Este es uno de mis versos favoritos porque habla de la mirada de la infancia y del nacimiento del otoño. Pero, Lorca no habla exclusivamente de una estación del año: nombra la transformación íntima de la mirada, esa forma en que lo cotidiano se desdobla en prodigio apenas empieza a desteñirse el verde del verano y se abre paso el otoño, en la luz de las cosas.

Ángel González, más sereno, casi en susurro, recordaba que «El otoño se acerca con muy poco ruido». Y sí: no hay estrépito en las hojas que caen, apenas un silencio súbito que revela lo irremediable: la vida que se fuga sin dramatismo, pero con una lucidez contemplativa. El poeta escucha, en la discreción del aire, a ese ángel que se llama luz, fuego o vida, y que ya nunca vuelve.

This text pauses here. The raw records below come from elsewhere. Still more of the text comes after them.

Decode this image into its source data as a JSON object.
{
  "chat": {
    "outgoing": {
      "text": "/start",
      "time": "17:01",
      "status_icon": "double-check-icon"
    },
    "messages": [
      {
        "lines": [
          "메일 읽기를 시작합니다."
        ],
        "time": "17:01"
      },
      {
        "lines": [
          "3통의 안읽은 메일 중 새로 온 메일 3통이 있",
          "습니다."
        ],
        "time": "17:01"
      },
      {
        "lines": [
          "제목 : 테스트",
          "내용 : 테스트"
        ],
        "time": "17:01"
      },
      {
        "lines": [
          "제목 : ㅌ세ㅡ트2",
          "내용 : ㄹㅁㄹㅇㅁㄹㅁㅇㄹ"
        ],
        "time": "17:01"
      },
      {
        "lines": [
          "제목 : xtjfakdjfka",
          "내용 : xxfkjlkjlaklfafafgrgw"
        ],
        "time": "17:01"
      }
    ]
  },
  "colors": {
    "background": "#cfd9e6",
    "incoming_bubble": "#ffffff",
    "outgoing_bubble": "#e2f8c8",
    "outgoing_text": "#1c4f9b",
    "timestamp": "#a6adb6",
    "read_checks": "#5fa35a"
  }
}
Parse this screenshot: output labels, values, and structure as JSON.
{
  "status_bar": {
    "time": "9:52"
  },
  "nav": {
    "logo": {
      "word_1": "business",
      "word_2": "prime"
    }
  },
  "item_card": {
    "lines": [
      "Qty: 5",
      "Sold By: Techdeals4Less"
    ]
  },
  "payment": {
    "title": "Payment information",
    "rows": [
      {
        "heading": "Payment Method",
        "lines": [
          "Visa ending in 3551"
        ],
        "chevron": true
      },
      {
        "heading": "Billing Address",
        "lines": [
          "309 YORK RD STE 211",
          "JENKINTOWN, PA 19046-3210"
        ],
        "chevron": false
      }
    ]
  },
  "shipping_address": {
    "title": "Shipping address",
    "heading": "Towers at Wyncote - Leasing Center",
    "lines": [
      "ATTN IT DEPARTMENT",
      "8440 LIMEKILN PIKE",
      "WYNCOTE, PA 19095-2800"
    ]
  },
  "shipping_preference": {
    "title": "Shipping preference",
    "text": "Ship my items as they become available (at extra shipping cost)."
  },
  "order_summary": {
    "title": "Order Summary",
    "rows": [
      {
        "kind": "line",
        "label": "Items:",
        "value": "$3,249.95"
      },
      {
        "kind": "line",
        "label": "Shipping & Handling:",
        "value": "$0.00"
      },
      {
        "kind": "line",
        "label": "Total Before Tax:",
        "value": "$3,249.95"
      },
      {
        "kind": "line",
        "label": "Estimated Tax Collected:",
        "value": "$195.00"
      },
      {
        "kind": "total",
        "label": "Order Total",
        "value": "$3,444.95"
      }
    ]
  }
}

Albert Camus, en cambio, sostuvo con optimismo que el otoño era una segunda primavera, cuando «cada hoja es una flor». Tal vez porque entendió que la caída también es germinación: que toda pérdida guarda en sí la posibilidad de belleza. Leopoldo Lugones lo cantó con ternura: «No temas al otoño, si ha venido. / Aunque caiga la flor, queda la rama. / La rama queda para hacer el nido».

Cada poeta lo recibe distinto: la nostalgia de Lorca, la lucidez dolida de González, la vitalidad de Camus, la esperanza de Lugones. Otros, como Stanley Horwitz, lo trazaron en imágenes plásticas: «El invierno es un aguafuerte, la primavera una acuarela, un óleo el verano y el otoño un mosaico de todos ellos». El otoño, entonces, como arte de recomposición: un collage de luces, memorias y pigmentos en tránsito.

Quizá por eso la estación sigue convocando a escritores y lectores: porque nos recuerda la naturaleza del tránsito, el lugar exacto en que la plenitud se vuelve pérdida y, al mismo tiempo, promesa de renovación.

En Cuernavaca, ese tránsito adquiere un matiz particular. Aquí el otoño no llega con estridencia de ocres totales ni con inviernos duros. El clima se vuelve más templado, los días aún soleados pero más cortos, y las noches frescas. Termina la temporada de lluvias, aunque alguna tormenta distraída todavía se descuelga en la madrugada. La selva baja caducifolia comienza a teñirse de marrón, pero las barrancas resguardan su humedad y el verdor no desaparece del todo. Es un otoño a medias, un mosaico en sí mismo, donde conviven la sequedad y la persistencia, el polvo y el follaje, la despedida y la permanencia.

Tal vez sea eso lo que más se asemeja a la poesía: una estación incompleta, un umbral que no termina de cerrarse, un instante de fragilidad que nos recuerda, como a Clive James, que “Llega el otoño y sus hojas se convertirán en llamas./ Lo que debo hacer/ es vivir para verlo”.